THE ROVING PECKER PRESENTS: "Artificial-Intelligence, NFTs, ChatGpt And Other Tools That Will Lead To Our Demise" By Dramatic Tea Houx!


Greetings, Manor Hors! Periodically, "The Roving Pecker" presents urgent missives from filthy esteemed guest writers. Today's is from Dramatic Tea Houx!

It started with AI Generated art, which is to say a bunch of copyrighted pieces butchered and then slapped back together to resemble something akin to that banana taped to a wall. Or Mickey Mouse on a bloody rampage. Fun, right? Or not, because this led to the birth of NFT’s, which technically stands for Non-Fungible Tokens - say what? - but which really means No Fuckin’ Tokens because crypto is dead and congratulations, bub, you just blew your life savings on a jpg that anyone can save to their desktop and “own.” Ain't technology grand? Hey, step right up, I've got an NFT of the Brooklyn Bridge to sell you! Does that make me sound old? I’m old.

Now we’ve got AI chatbots such as ChatGPT, copy.ai, Google Bard and others. While copy.ai serves a useful purpose to help writers when writers block is giving them the ol’ fingers in the booty-ass (I use it, don’t judge me), ChatGPT and Google Bard use the collective knowledge of the internet for people who should probably start with self-help books or therapy or involuntary psychiatric holds. But whatever. What could go wrong with any of this?

Enter this guy, Jaswant Singh Chail, who sashayed up to Windsor Castle in 2021 and proclaimed that he had arrived to kill the Queen (not Elton John, the actual Queen, you nob). According to AP, Chail said the assassination was his life’s mission, something he’d thought about since adolescence, but had only shared with Sarai, the AI-generated "girlfriend” he created on Replika, which bills itself as “the AI companion who cares. Always here to listen and talk. Always on your side.”
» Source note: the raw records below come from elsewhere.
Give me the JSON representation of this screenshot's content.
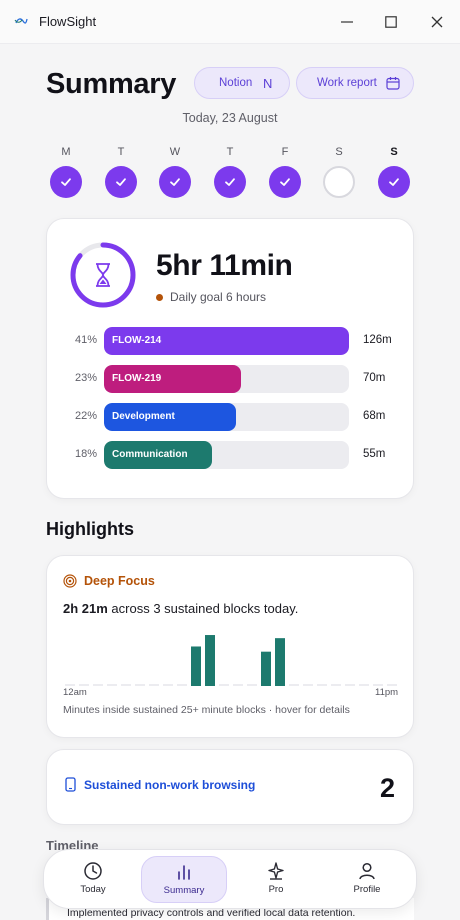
{
  "window": {
    "title": "FlowSight",
    "minimize_icon": "minimize-icon",
    "maximize_icon": "maximize-icon",
    "close_icon": "close-icon"
  },
  "header": {
    "title": "Summary",
    "notion_label": "Notion",
    "notion_glyph": "N",
    "report_label": "Work report",
    "date": "Today, 23 August"
  },
  "week": [
    {
      "letter": "M",
      "done": true,
      "today": false
    },
    {
      "letter": "T",
      "done": true,
      "today": false
    },
    {
      "letter": "W",
      "done": true,
      "today": false
    },
    {
      "letter": "T",
      "done": true,
      "today": false
    },
    {
      "letter": "F",
      "done": true,
      "today": false
    },
    {
      "letter": "S",
      "done": false,
      "today": false
    },
    {
      "letter": "S",
      "done": true,
      "today": true
    }
  ],
  "summary": {
    "total_time": "5hr 11min",
    "goal_text": "Daily goal 6 hours",
    "goal_progress": 0.86,
    "colors": {
      "accent": "#7c3aed",
      "goal_dot": "#b45309"
    },
    "breakdown": [
      {
        "pct": "41%",
        "label": "FLOW-214",
        "value": "126m",
        "fraction": 1.0,
        "color": "#7c3aed"
      },
      {
        "pct": "23%",
        "label": "FLOW-219",
        "value": "70m",
        "fraction": 0.56,
        "color": "#be1d7e"
      },
      {
        "pct": "22%",
        "label": "Development",
        "value": "68m",
        "fraction": 0.54,
        "color": "#1d56e0"
      },
      {
        "pct": "18%",
        "label": "Communication",
        "value": "55m",
        "fraction": 0.44,
        "color": "#1d7a6e"
      }
    ]
  },
  "highlights": {
    "title": "Highlights",
    "deep_focus": {
      "label": "Deep Focus",
      "time": "2h 21m",
      "description": " across 3 sustained blocks today.",
      "axis_start": "12am",
      "axis_end": "11pm",
      "caption": "Minutes inside sustained 25+ minute blocks · hover for details",
      "bar_color": "#1d7a6e",
      "baseline_color": "#ececf0",
      "blocks": [
        {
          "slot": 9,
          "level": 0.76
        },
        {
          "slot": 10,
          "level": 0.98
        },
        {
          "slot": 14,
          "level": 0.66
        },
        {
          "slot": 15,
          "level": 0.92
        }
      ]
    },
    "browsing": {
      "label": "Sustained non-work browsing",
      "count": "2"
    }
  },
  "timeline": {
    "title": "Timeline",
    "peek_text": "Implemented privacy controls and verified local data retention."
  },
  "nav": [
    {
      "label": "Today",
      "icon": "clock-icon",
      "active": false
    },
    {
      "label": "Summary",
      "icon": "bar-chart-icon",
      "active": true
    },
    {
      "label": "Pro",
      "icon": "sparkle-icon",
      "active": false
    },
    {
      "label": "Profile",
      "icon": "user-icon",
      "active": false
    }
  ]
}
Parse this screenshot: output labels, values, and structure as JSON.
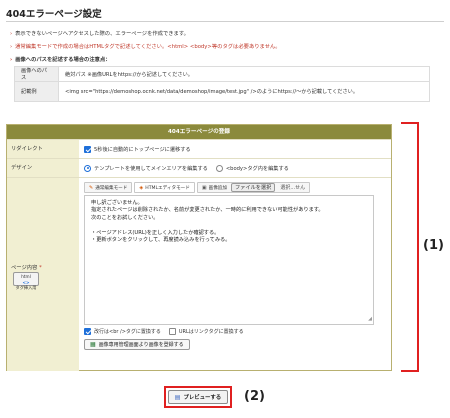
{
  "page": {
    "title": "404エラーページ設定"
  },
  "notes": {
    "mark": "›",
    "line1": "表示できないページへアクセスした際の、エラーページを作成できます。",
    "line2": "通常編集モードで作成の場合はHTMLタグで記述してください。<html> <body>等のタグは必要ありません。",
    "line3": "画像へのパスを記述する場合の注意点："
  },
  "path_table": {
    "rows": [
      {
        "label": "画像へのパス",
        "value": "絶対パス ※画像URLをhttps://から記述してください。"
      },
      {
        "label": "記載例",
        "value": "<img src=\"https://demoshop.ocnk.net/data/demoshop/image/test.jpg\" />のようにhttps://〜から記載してください。"
      }
    ]
  },
  "panel": {
    "header": "404エラーページの登録",
    "redirect": {
      "label": "リダイレクト",
      "checkbox_label": "5秒後に自動的にトップページに遷移する",
      "checked": true
    },
    "design": {
      "label": "デザイン",
      "option1": "テンプレートを使用してメインエリアを編集する",
      "option2": "<body>タグ内を編集する",
      "selected": "option1"
    },
    "content": {
      "label": "ページ内容",
      "required_mark": "*",
      "html_button_line1": "html",
      "html_button_sym": "<>",
      "html_button_line2": "タグ挿入用",
      "tabs": [
        "通常編集モード",
        "HTMLエディタモード",
        "画像追加"
      ],
      "file_button": "ファイルを選択",
      "file_status": "選択...せん",
      "editor_lines": [
        "申し訳ございません。",
        "指定されたページは削除されたか、名前が変更されたか、一時的に利用できない可能性があります。",
        "次のことをお試しください。",
        "",
        "・ページアドレス(URL)を正しく入力したか確認する。",
        "・更新ボタンをクリックして、再度読み込みを行ってみる。"
      ],
      "opt1_label": "改行は<br />タグに置換する",
      "opt1_checked": true,
      "opt2_label": "URLはリンクタグに置換する",
      "opt2_checked": false,
      "image_button": "画像専用管理画面より画像を登録する"
    }
  },
  "preview_button": "プレビューする",
  "annotations": {
    "label1": "(1)",
    "label2": "(2)"
  },
  "colors": {
    "panel_header": "#8b8a3c",
    "label_bg": "#f1efd2",
    "annotation_red": "#e02020",
    "accent_blue": "#1e6fd9"
  }
}
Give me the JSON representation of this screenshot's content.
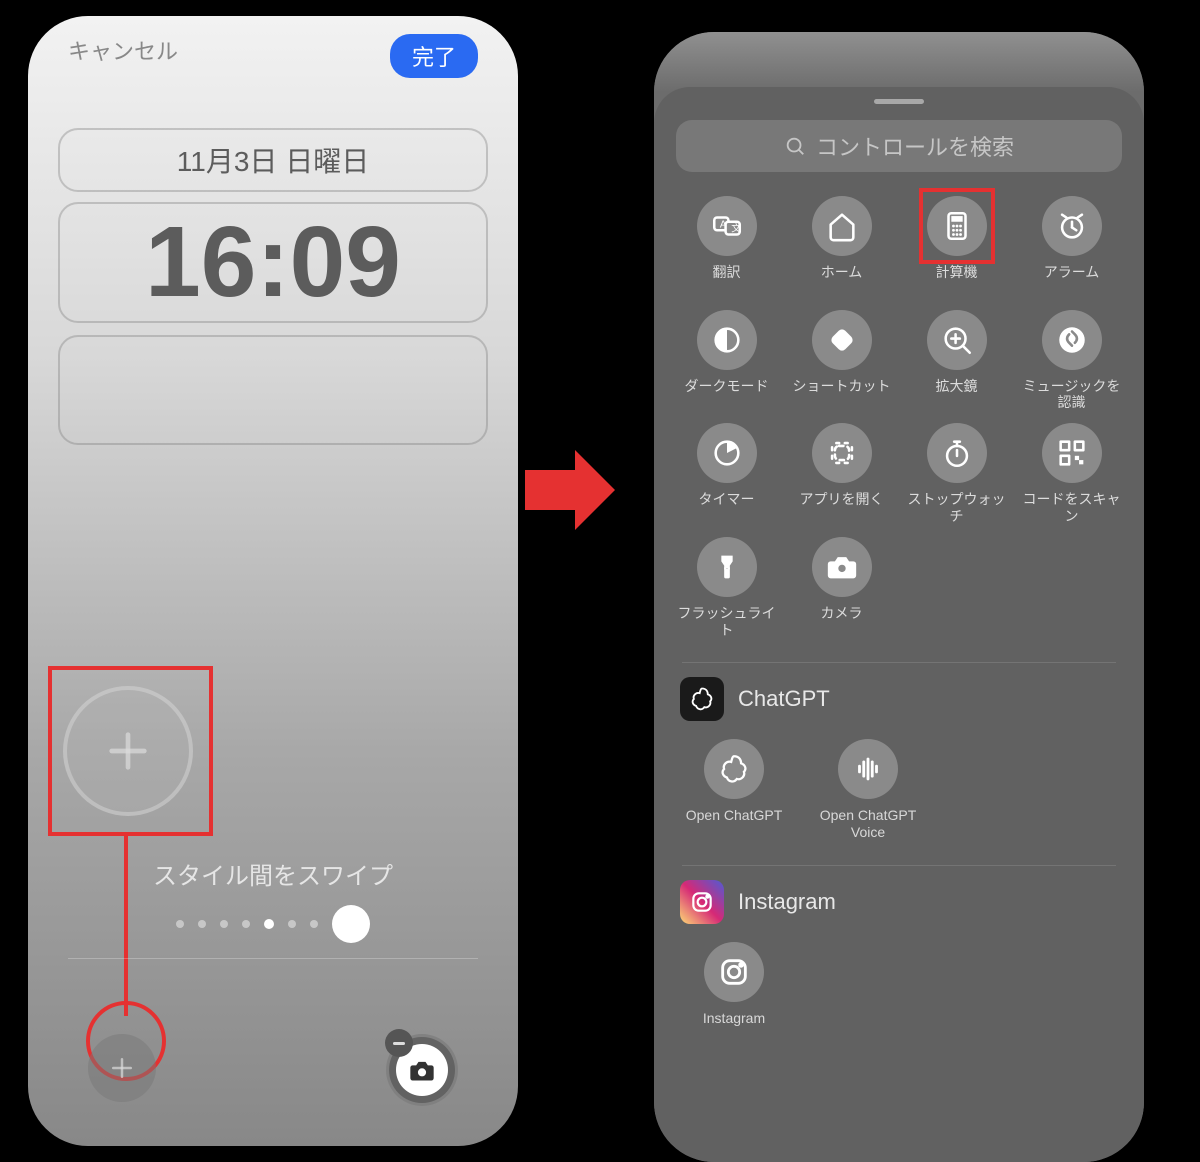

Personally, my life’s mission is to eat pasta but still maintain a hot body (that I don’t have yet), but to each their own. Per the AP, “Chail called himself 'Darth Chailus,' an identity he assumed as a Sith lord, a villainous member of the Star Wars order that included Darth Vader. 'I am not a terrorist, I am an assassin, a Sikh, a Sith,' he had written in a journal. 'I will go against the odds to eliminate a target that represents the remnants of the people who desecrated my homeland.'" Okay, Darth Phallus. Now listen, I like Star Wars as much as the next person, but this is going too far. Someone needs to put this man in Carbonite.

Image Source: https://starwars.fandom.com/wiki/Carbonite/Legends

This wouldn’t be a complete post on the matter if I didn’t drag in something Amazon has done. Starting in mid-September, Amazon began generating AI customer reviews on their detail pages - just above the ACTUAL customer reviews. Dafuq? I cannot imagine how this is going to work on those listings which get hijacked by foreign sellers. You know the ones, the ones that started out as a listing for some coffee but are now a dhgutghjursitiu branded phone charger? Those aggregate reviews are going to be hi-larious. The review below for example, wasn’t even for an engine air filter.

(screenshot taken by me while rage researching for work)

Amazon is also digging their grubby little paws into the AI copywriting ring. Mid-September 2023, sellers began seeing the option to “briefly describe their product," and Amazon would generate copy content (bullet points, product description, title). Like copy.ai you have the option to regenerate copy until what's presented represent your product. From experience using this “tool," I’d rather get a rectal exam from Edward Scissorhands than have Amazons bots write product details for me. Nothing says “trust my product” like bullet points that read like something my spawn would write in a Benadryl induced stupor.

What we’re seeing is everything every sci-fi movie about AI ever warned us about. Stephen Hawking was afraid of AI, and for good reason. It’s all fun and games until Skynet comes online and everything John Connor spent his life telling us to avoid comes to fruition. Hasta la vista, hors. Come visit me in a self-driving car, won't you?